André Alter - Témoignage chrétien 23 décembre 1965

« Elle (M. Duras) est dotée d’une existence dramatique qu’on rencontre bien rarement dans le théâtre d’avant-garde. Aucune formule ne vient s’interposer entre les personnages et le spectateur. C’est là le vrai, le beau théâtre ».
Gabriel Marcel - Les Nouvelles Littéraires 13 janvier 1966

« Regrettons que la pièce de Marguerite Duras soit à la fois hermétique et incohérente ».
Roger Nahon - Le Populaire de Paris Décembre 1965

« La forme du dialogue littéraire ne recèle pas nécessairement de vertus scéniques, surtout lorsque l’auteur utilise la répétition dès mêmes phrases comme technique de suggestion poétique à la manière de certains romanciers américains d’avant guerre tel Caldwell. La mère me paraît d’autant plus radoteuse par la volonté trop évidente de l’auteur que Madeleine Renaud l’incarne avec la vérité qui eut fait rêver Antoine ».
Gilles Quéant - Plaisir de France Février 1966

« Je suis bien content ! Je vais enfin pouvoir dire du bien de Mme Marguerite Duras.
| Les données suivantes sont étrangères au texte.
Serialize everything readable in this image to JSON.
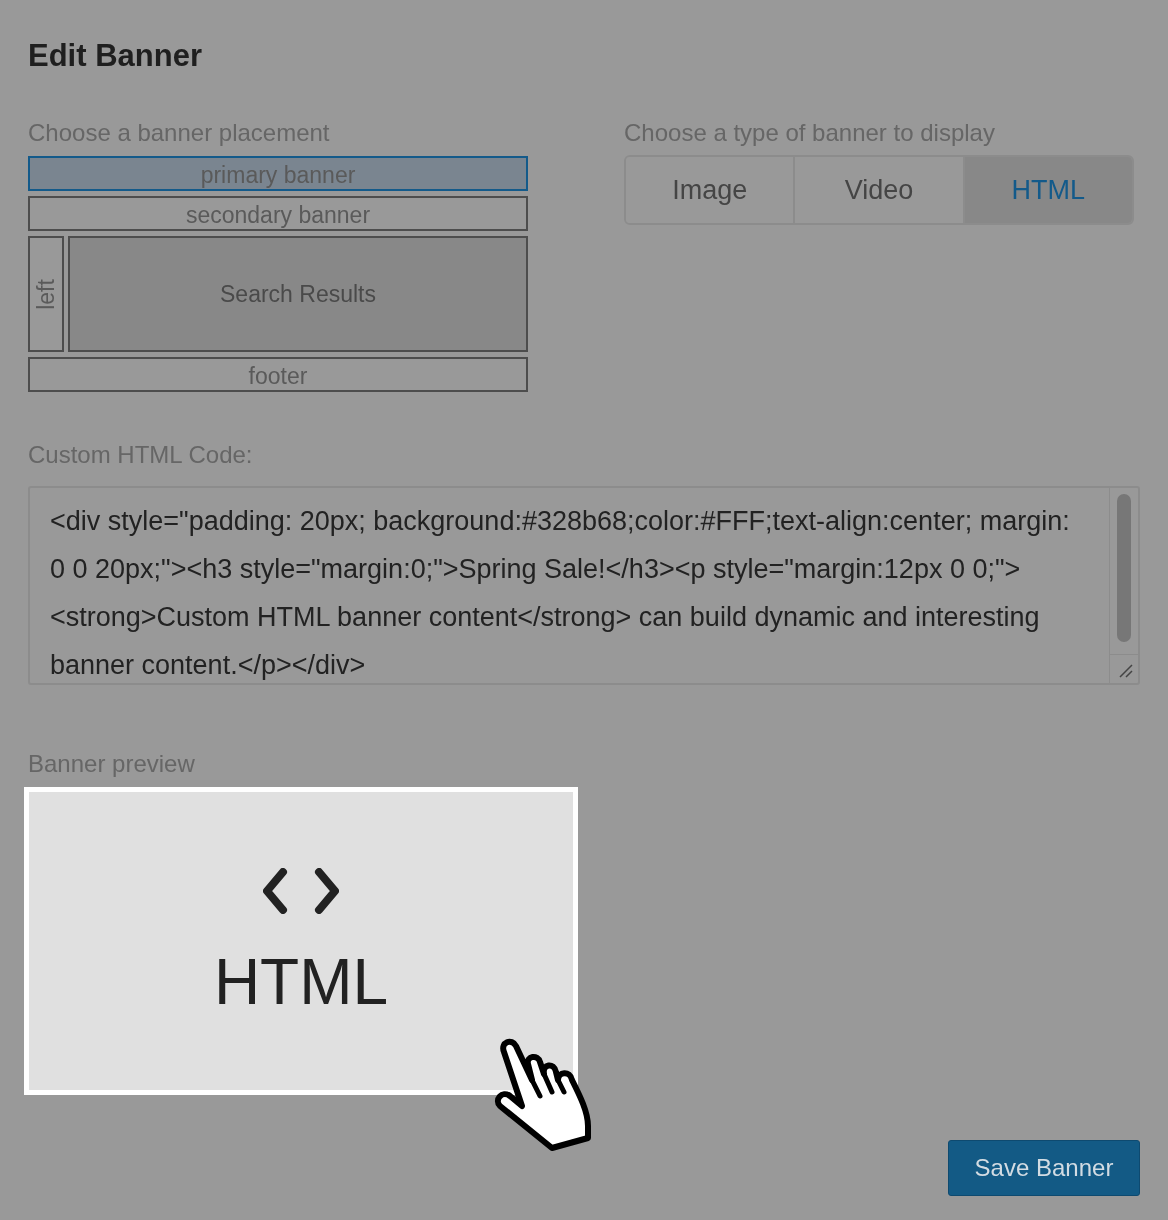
{
  "title": "Edit Banner",
  "placement": {
    "label": "Choose a banner placement",
    "items": [
      {
        "kind": "row",
        "label": "primary banner",
        "selected": true
      },
      {
        "kind": "row",
        "label": "secondary banner",
        "selected": false
      },
      {
        "kind": "side",
        "label": "left",
        "selected": false
      },
      {
        "kind": "content",
        "label": "Search Results",
        "selected": false
      },
      {
        "kind": "row",
        "label": "footer",
        "selected": false
      }
    ]
  },
  "banner_type": {
    "label": "Choose a type of banner to display",
    "tabs": [
      {
        "label": "Image",
        "selected": false
      },
      {
        "label": "Video",
        "selected": false
      },
      {
        "label": "HTML",
        "selected": true
      }
    ]
  },
  "custom_code": {
    "label": "Custom HTML Code:",
    "value": "<div style=\"padding: 20px; background:#328b68;color:#FFF;text-align:center; margin: 0 0 20px;\"><h3 style=\"margin:0;\">Spring Sale!</h3><p style=\"margin:12px 0 0;\"><strong>Custom HTML banner content</strong> can build dynamic and interesting banner content.</p></div>"
  },
  "preview": {
    "label": "Banner preview",
    "caption": "HTML"
  },
  "save_button": "Save Banner"
}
Pas tout à fait autant que je l’aurais voulu mais assez quand même. La pièce n’est pas mal du tout, du moins au début, la première demi-heure est excellente. Après cette première demi-heure de retrouvailles et l’absorption d’une énorme choucroute, les choses malheureusement se diluent, s’amenuisent. M. Duras, qui était partie dans le comique, devient triste, cruelle, souvent insignifiante et un peu plus portée sur les répétitions. Sa vieille radote, c’est peut-être dans son caractère, mais c’est fastidieux ! ».
Jean Dutourd - France-Soir 4 Décembre 1965

 

LES EAUX ET FORÊTS

Analyse

« Le chien de Marguerite Victoire Sénéchal a mordu un passant sur le passage clouté. Jeanne Marie Duvivier est témoin. Les deux femmes veulent entraîner le passant et le chien à l’Institut Pasteur. Nous connaissons ces gens. C’est du monde, c’est de la matière humaine qui court les rues, se rassemble, se sépare, trotte sur ses petites jambes de fer, à la Bastille, Champs-Élysées, Concorde et ailleurs. On parle, on agit, on sait donner des petits coups de pouce au hasard sur les bords du Canal de la Marne au Rhin ou sur des passages cloutés ».
Texte de résumé, écrit par Marguerite Duras


Critiques

« Il y a longtemps que la pièce en un acte d’un auteur français d’aujourd’hui ne m’avait fait ressentir une telle tension, ne m’avait révélé, dans une admirable simplicité, une retenue parfaite, une ironie doucement amère, musicalement dosée, une psychologie si aiguë, une connaissance si joliment désabusée du coeur et du couple... Cette pièce à mon sens mérite qu’on aille l’aimer ».
Jean-jacques Gautier - Le Figaro 8 octobre 1965

« Marguerite Duras reste fidèle aux thèmes de toute son œuvre. Mais elle prend avec eux une distance ironique nouvelle. Tout en conservant sa pitié naturelle pour ces destins de passants mal faits et mal éclairés, elle décide d’en rire et d’en faire rire ».
Bertrand Poirot-Delpech - Le Monde 16/17 mai 1965

« ... Madame Duras nous a rendu sensibles à la mélancolie de ce qui n’aura pas lieu, au poids de ces petites solitudes qui ne se brisent pas ».
Robert Kanters - L’Express 24 Mai 1965

« Ces  Eaux et Forêts respirent la santé... Le charme et la drôlerie de ce dialogue viennent de ce qu’il est conduit avec un réalisme qui semble ne laisser aucune place au délire verbal ».
Jacques Lemarchand - Le Figaro Littéraire 3 Juin 1965

« Cette nouvelle pièce des Eaux et Forêts est exactement ce que je crains d’appeler un petit chef d’œuvre. Une espèce d’ En attendant Godot féminin... Si au nom de Beckett, j’ajoute non moins imprudemment le nom de Tchékhov, on comprendra que cette pièce que je veux faire passer pour métaphysique est d’une drôlerie irrésistible... Diabolique à force d’intelligence, le texte de Marguerite Duras est d’une admirable simplicité ».
Guy Dumur - Le Nouvel Observateur 27 mai 1965

« Mme Duras, à ce qu’il paraît ne peut pas me souffrir. Rien ne m’aurait donc été plus délicieux que de dire du bien des Eaux Forêts. Ce plaisir m’a été refusé, Mme Duras décourage la louange et je vais être obligé de la traiter sans ménagements, tout comme si elle était de mes amis.(...) Cette piècette a ceci de particulier qu’elle est écrite dans le style le plus plat avec des vulgarités de vaudeville et qu’il ne s’y passe rien.
Jean Dutourd - France-Soir 8 octobre 1965

"Les eaux et forêts"
Collection A.R.T.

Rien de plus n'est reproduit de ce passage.